Chapter 22, Problem 77PQ

(a)

To determine

The change in entropy of the universe for each cycle.

Answer to Problem 77PQ

The change in entropy of the universe for each cycle is $48.3\text{J}/\text{K}$.

Explanation of Solution

Write the expression to calculate the change in entropy of the hot reservoir.

  $\Delta s_h=\frac{-Q_h}{T_h}$                                                                                                                 (I)

Here, $\Delta s_h$ is the change in entropy of the hot reservoir, $Q_h$ is the heat lost from the hot reservoir and $T_h$ is the temperature of hot reservoir.

Write the expression to calculate the change in entropy of the hot reservoir.

  $\Delta s_c=\frac{Q_c}{T_c}$                                                                                                               (II)
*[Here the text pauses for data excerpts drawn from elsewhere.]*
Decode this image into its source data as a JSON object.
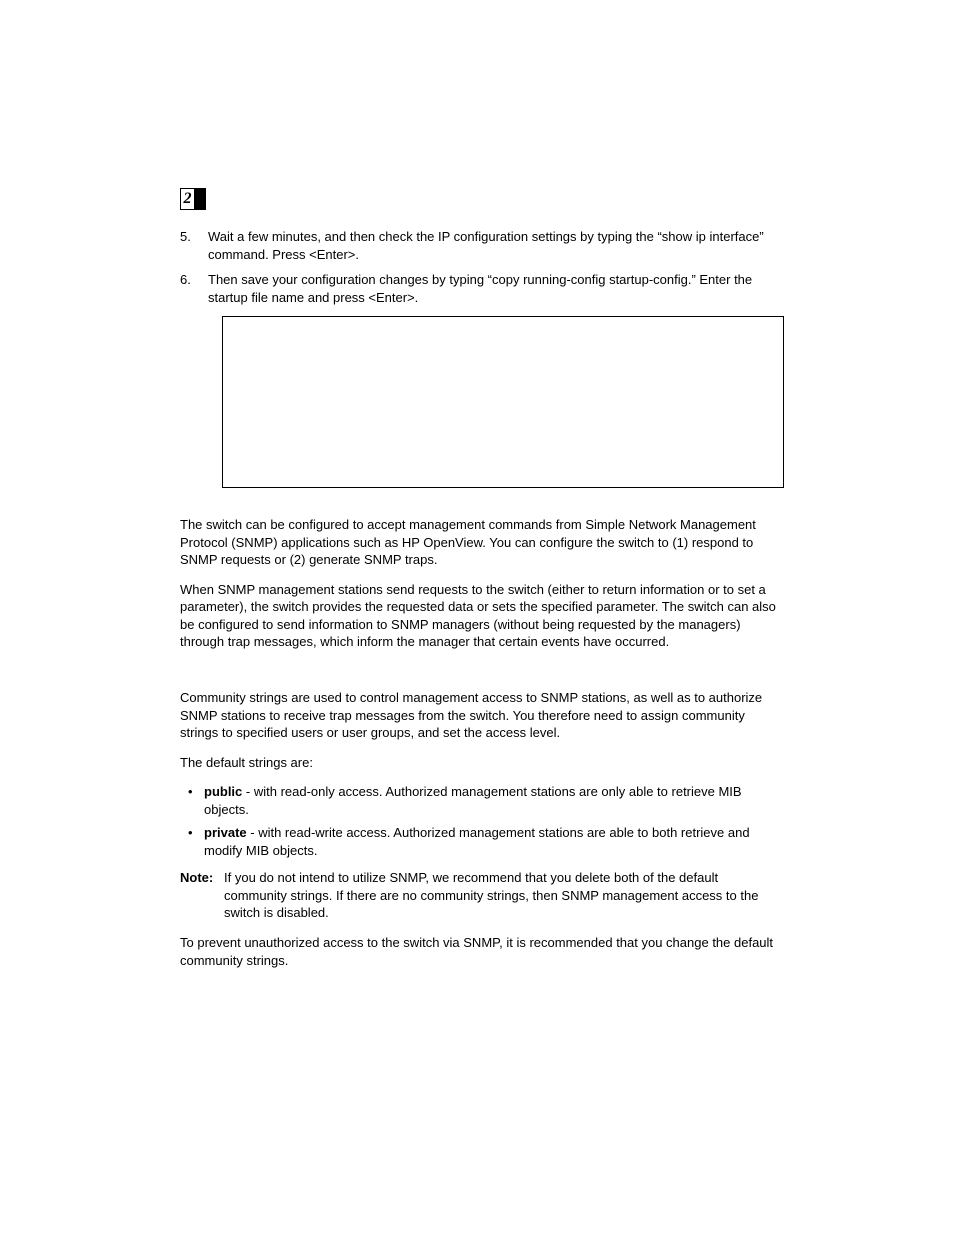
{
  "chapter": {
    "number": "2"
  },
  "steps": [
    {
      "n": "5.",
      "text": "Wait a few minutes, and then check the IP configuration settings by typing the “show ip interface” command. Press <Enter>."
    },
    {
      "n": "6.",
      "text": "Then save your configuration changes by typing “copy running-config startup-config.” Enter the startup file name and press <Enter>."
    }
  ],
  "snmp_intro1": "The switch can be configured to accept management commands from Simple Network Management Protocol (SNMP) applications such as HP OpenView. You can configure the switch to (1) respond to SNMP requests or (2) generate SNMP traps.",
  "snmp_intro2": "When SNMP management stations send requests to the switch (either to return information or to set a parameter), the switch provides the requested data or sets the specified parameter. The switch can also be configured to send information to SNMP managers (without being requested by the managers) through trap messages, which inform the manager that certain events have occurred.",
  "community_intro": "Community strings are used to control management access to SNMP stations, as well as to authorize SNMP stations to receive trap messages from the switch. You therefore need to assign community strings to specified users or user groups, and set the access level.",
  "defaults_lead": "The default strings are:",
  "defaults": [
    {
      "name": "public",
      "desc": " - with read-only access. Authorized management stations are only able to retrieve MIB objects."
    },
    {
      "name": "private",
      "desc": " - with read-write access. Authorized management stations are able to both retrieve and modify MIB objects."
    }
  ],
  "note": {
    "label": "Note:",
    "text": "If you do not intend to utilize SNMP, we recommend that you delete both of the default community strings. If there are no community strings, then SNMP management access to the switch is disabled."
  },
  "closing": "To prevent unauthorized access to the switch via SNMP, it is recommended that you change the default community strings."
}
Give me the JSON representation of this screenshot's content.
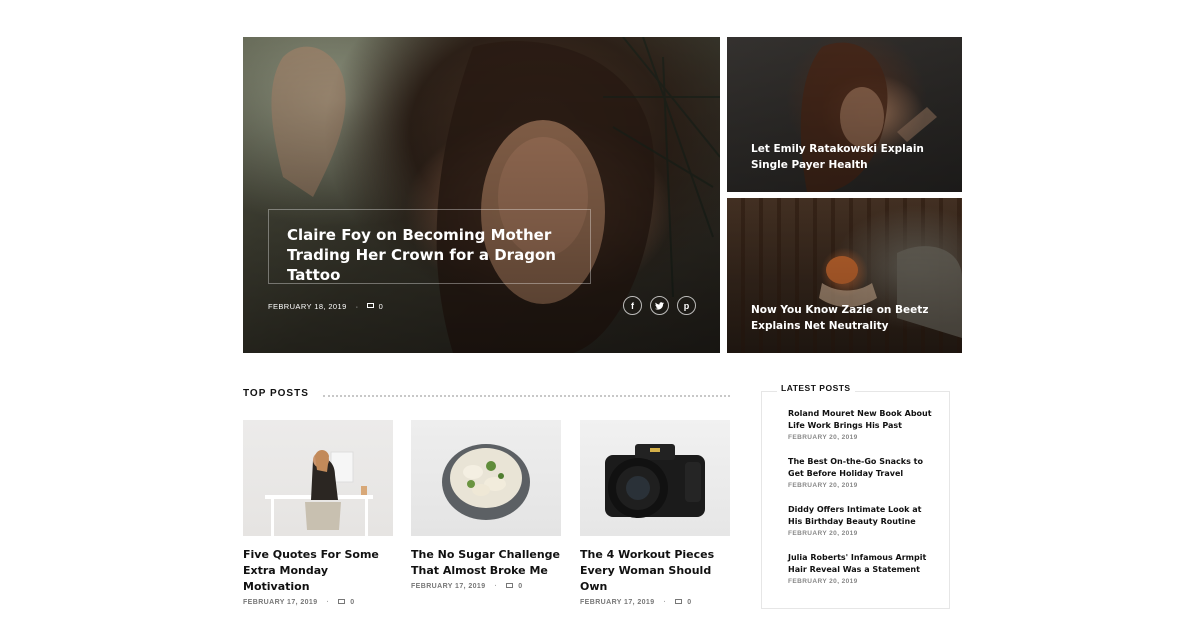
{
  "hero": {
    "title": "Claire Foy on Becoming Mother Trading Her Crown for a Dragon Tattoo",
    "date": "FEBRUARY 18, 2019",
    "comments": "0",
    "share": {
      "facebook": "f",
      "twitter": "t",
      "pinterest": "p"
    }
  },
  "side": [
    {
      "title": "Let Emily Ratakowski Explain Single Payer Health"
    },
    {
      "title": "Now You Know Zazie on Beetz Explains Net Neutrality"
    }
  ],
  "top_posts": {
    "label": "TOP POSTS",
    "items": [
      {
        "title": "Five Quotes For Some Extra Monday Motivation",
        "date": "FEBRUARY 17, 2019",
        "comments": "0"
      },
      {
        "title": "The No Sugar Challenge That Almost Broke Me",
        "date": "FEBRUARY 17, 2019",
        "comments": "0"
      },
      {
        "title": "The 4 Workout Pieces Every Woman Should Own",
        "date": "FEBRUARY 17, 2019",
        "comments": "0"
      }
    ]
  },
  "latest_posts": {
    "label": "LATEST POSTS",
    "items": [
      {
        "title": "Roland Mouret New Book About Life Work Brings His Past",
        "date": "FEBRUARY 20, 2019"
      },
      {
        "title": "The Best On-the-Go Snacks to Get Before Holiday Travel",
        "date": "FEBRUARY 20, 2019"
      },
      {
        "title": "Diddy Offers Intimate Look at His Birthday Beauty Routine",
        "date": "FEBRUARY 20, 2019"
      },
      {
        "title": "Julia Roberts' Infamous Armpit Hair Reveal Was a Statement",
        "date": "FEBRUARY 20, 2019"
      }
    ]
  },
  "icons": {
    "comment": "comment-icon",
    "facebook": "facebook-icon",
    "twitter": "twitter-icon",
    "pinterest": "pinterest-icon"
  }
}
Here, $\Delta s_c$ is the change in entropy of the cold reservoir, $Q_c$ is the heat added to the cold reservoir and $T_c$ is the temperature of cold reservoir.

Write the expression to calculate the heat added to the cold reservoir.

  $Q_c=Q_h-W$

Here, W is the work done by the engine.

Substitute the above equation in (II) to rewrite.

  $\Delta s_c=\frac{Q_h-W}{T_c}$                                                                                                     (III)

Write the expression to calculate the entropy change in universe.

  $\Delta s=\Delta s_h+\Delta s_c$

Here, $\Delta s$ is the change in entropy of the universe.

Substitute the equation (I) and (III) in the above equation to rewrite.

  $\Delta s=\frac{-Q_h}{T_h}+\frac{Q_h-W}{T_c}$

Conclusion:

Substitute $3.25\times {10}^4\text{J}$ for $Q_h$, $673\text{K}$ $\left(400\text{°C}\right)$ for $T_h$, $295\text{K}$ $\left(22.0\text{°C}\right)$ for $\left(400\text{°C}\right)$ and $4.00\text{kJ}$ for W in the above equation to calculate $\Delta s$.

  $\begin{array}{c}\Delta s=\frac{-\left(3.25\times {10}^4\text{J}\right)}{673\text{K}}+\frac{3.25\times {10}^4\text{J}-\left(4.00\text{kJ}\left(\frac{{10}^3\text{J}}{1\text{kJ}}\right)\right)}{295\text{K}}\\ =48.3\text{J}/\text{K}\end{array}$

Therefore, the change in entropy of the universe for each cycle is $48.3\text{J}/\text{K}$.

(b)

To determine

The required more work has to be done by the Carnot engine.

Answer to Problem 77PQ

The required more work has to be done by the Carnot engine is $1.43\times {10}^4\text{J}$.

Explanation of Solution

Write the expression to calculate the work done by the Carnot engine.

  $W^{\prime }=e{Q}_h$

Here, $W^{\prime }$ is the work done and e is the efficiency.

Write the expression to calculate the efficiency of the engine.

  $e=1-\frac{T_c}{T_h}$

Rewrite the equation for W using the above expression.

  $W^{\prime }=\left(1-\frac{T_c}{T_h}\right)Q_h$                                                                                                       (I)

Write the expression to calculate the more work required.

  $\Delta W=W^{\prime }-W$                                                                                                           (II)

Here, $\Delta W$ is the more work that has to be done by the engine.

Conclusion:

Substitute $3.25\times {10}^4\text{J}$ for $Q_h$, $673\text{K}$ $\left(400\text{°C}\right)$ for $T_h$ and $295\text{K}$ $\left(22.0\text{°C}\right)$ for $\left(400\text{°C}\right)$ in the above equation (I) to calculate $W^{\prime }$.

    $\begin{array}{c}{W}^{\prime }=\left(1-\frac{295\text{K}}{673\text{K}}\right)\left(3.25\times {10}^4\text{J}\right)\\ =1.83\times {10}^4\text{J}\end{array}$

Substitute $1.83\times {10}^4\text{J}$ for $W^{\prime }$ and $4.00\text{kJ}$ for W in the equation (II) to calculate $\Delta W$.

    $\begin{array}{c}\Delta W=1.83\times {10}^4\text{J}-4.00\text{kJ}\left(\frac{{10}^3\text{J}}{1\text{kJ}}\right)\\ =1.43\times {10}^4\text{J}\end{array}$

Therefore, the required more work has to be done by the Carnot engine is $1.43\times {10}^4\text{J}$.